GREYHOUND KILLER David Smith is due to appear at Durham Crown Court at 10.30am today (Friday, March 16th) to be sentenced for burying the bodies of greyhounds on his land without a permit.
Smith pleaded guilty to the charge at Durham Magistrates Court on February 16th, but the case was sent to the Crown Court for sentencing, after magistrates said they could not impose a sufficiently severe penalty.
As reported previously, the prosecution was brought by the Environment Agency after police and the RSPCA ruled that the 57-year-old would not face criminal charges in relation to the destruction of the dogs as they were killed humanely with a bolt gun, which Smith was licensed to use. There was no evidence to support charges of animal cruelty in his despatch of the dogs.
Magistrates could have imposed a maximum fine of £20,000 or six months in prison, but they took the decision to send him to Durham Crown Court instead. A crown court judge has far greater sentencing powers - and the maximum punishment Smith now faces is five years in prison or an unlimited fine.
The Environment Agency brought the prosecution under regulations, introduced in 2000 following an EU directive, that are designed to reduce pollution.
Smith, 57, who said he has received up to 30 death threats, arrived early at the magistrates' court last month to avoid placard-bearing protestors from the greyhound welfare group, Greyhound Action.
He was taken away in a dark car after pleading guilty to a single charge of disposing of waste - dead dogs - without a permit under the Pollution Prevention and Control Regulations.

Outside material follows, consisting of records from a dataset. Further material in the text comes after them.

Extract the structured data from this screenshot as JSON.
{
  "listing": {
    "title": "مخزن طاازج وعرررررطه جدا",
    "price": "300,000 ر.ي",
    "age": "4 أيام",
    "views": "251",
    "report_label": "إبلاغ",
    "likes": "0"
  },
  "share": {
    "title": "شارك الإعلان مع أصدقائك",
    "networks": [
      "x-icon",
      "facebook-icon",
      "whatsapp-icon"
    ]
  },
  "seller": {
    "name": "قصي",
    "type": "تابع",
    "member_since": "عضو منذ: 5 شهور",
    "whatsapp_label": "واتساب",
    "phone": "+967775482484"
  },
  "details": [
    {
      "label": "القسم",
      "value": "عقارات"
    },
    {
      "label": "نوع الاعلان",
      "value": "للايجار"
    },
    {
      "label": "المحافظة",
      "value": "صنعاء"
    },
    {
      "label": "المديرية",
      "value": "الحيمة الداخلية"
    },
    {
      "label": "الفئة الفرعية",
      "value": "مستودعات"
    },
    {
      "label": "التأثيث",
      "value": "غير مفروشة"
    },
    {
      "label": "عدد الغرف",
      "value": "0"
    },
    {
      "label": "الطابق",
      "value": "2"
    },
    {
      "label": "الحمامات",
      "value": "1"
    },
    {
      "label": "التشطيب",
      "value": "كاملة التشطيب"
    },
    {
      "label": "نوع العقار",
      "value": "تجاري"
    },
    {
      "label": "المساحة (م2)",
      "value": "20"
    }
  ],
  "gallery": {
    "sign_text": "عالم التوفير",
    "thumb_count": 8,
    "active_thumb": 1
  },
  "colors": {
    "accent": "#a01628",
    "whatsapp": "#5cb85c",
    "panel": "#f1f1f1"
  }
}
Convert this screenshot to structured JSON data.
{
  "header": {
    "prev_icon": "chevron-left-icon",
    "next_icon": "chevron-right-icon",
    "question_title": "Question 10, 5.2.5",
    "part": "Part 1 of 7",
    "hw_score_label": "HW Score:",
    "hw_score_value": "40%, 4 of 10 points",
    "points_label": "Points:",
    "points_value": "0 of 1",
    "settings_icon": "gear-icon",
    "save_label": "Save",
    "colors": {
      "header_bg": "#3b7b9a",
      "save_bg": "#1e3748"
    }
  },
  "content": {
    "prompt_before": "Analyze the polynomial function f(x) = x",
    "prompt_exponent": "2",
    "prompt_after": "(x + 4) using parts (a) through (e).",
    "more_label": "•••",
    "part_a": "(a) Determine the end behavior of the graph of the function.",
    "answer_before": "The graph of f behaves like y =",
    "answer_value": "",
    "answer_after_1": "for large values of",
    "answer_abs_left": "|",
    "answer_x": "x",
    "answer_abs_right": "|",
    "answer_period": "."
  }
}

When the story broke following an undercover investigation in the Sunday Times last July, Smith was said to have killed and buried up to 10,000 greyhounds behind his home in Northdene Terrace, Seaham, County Durham, over many years.
But magistrates were told the figure was far lower, and that in the past couple of years Smith had been destroying ‘around two a week’ for a fee of £10.
Bench chairwoman Vivian Lowe said: ‘We are of the view this was a commercial operation and it was going on for a considerable length of time and was escalating in recent years.
‘We feel our powers of punishment are insufficient and we are committing you to the crown court for sentence.’
Easington District Council declined to comment on the case until Smith has been sentenced.